SHOCKWAVES from the replacement of Standard Grade with National 4 and National 5 qualifications in 2013 are still being felt.

As they were developed, pupils were given the opportunity of studying internal coursework units which - if they passed them - would count towards a National 4 qualification if they failed the National 5 exam.

Teachers were always likely to promote the belt and braces approach, but this led to a significant increase in workload for both staff and pupils which was deemed unnecessary in many cases.

As a result, John Swinney, the Education Secretary, agreed to get rid of the fall-back option.

However, an unintended consequence was the later realisation the move meant some borderline pupils entered for National 5 courses could leave with nothing if they failed the exam.

As a result Mr Swinney had to reverse the decision, but did so as an interim measure and only in exceptional circumstances.

As the latest figures show, some 10,000 pupils were awarded National 4 as a result of the fall-back, with the SQA handling some 140,000 unit assessments.

It is clear from these figures that the ‘exceptional circumstances’ instruction was comprehensively ignored.

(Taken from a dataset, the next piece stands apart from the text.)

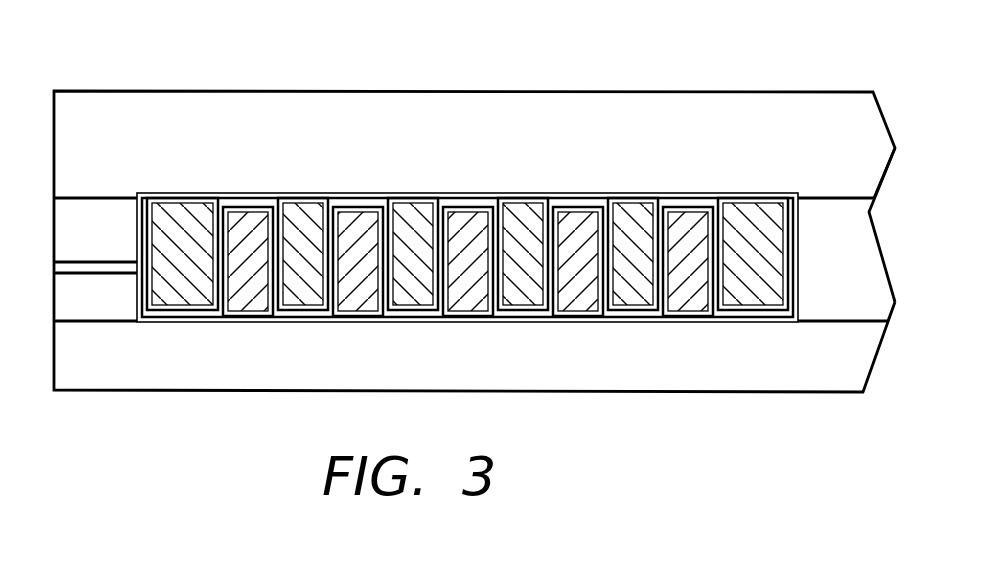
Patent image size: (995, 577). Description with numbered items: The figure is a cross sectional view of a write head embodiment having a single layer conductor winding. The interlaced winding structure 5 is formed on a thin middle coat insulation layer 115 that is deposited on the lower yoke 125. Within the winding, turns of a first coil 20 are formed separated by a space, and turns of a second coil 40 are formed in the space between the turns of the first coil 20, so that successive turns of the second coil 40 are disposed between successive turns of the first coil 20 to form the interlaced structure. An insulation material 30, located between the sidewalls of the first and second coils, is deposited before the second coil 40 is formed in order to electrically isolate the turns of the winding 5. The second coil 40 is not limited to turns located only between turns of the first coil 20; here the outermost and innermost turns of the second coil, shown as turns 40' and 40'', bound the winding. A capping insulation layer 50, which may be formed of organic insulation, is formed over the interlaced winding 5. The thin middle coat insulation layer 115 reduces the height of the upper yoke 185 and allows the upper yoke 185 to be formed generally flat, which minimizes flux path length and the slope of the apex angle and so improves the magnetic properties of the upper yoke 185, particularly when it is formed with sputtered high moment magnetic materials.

What is more worrying is that a late deluge of unit entries meant the SQA could not carry out its usual verification procedures.

All interested parties agree that situation cannot be repeated next year with the SQA seeing a tougher deadline as one solution. For teaching unions the answer needs to be more radical with a scrapping of the fall-back position altogether.

What that would mean in practice is teachers, parents and pupils having to make a judgement about whether candidates are best suited to National 4 or National 5.

Unfortunately, National 4 has a reputation problem because it has no final exam and a review is taking place to establish how to make it more attractive.

The promotion of National 4 as a worthwhile qualification is more vital than ever to ensure more reform of the exam system delivers for pupils.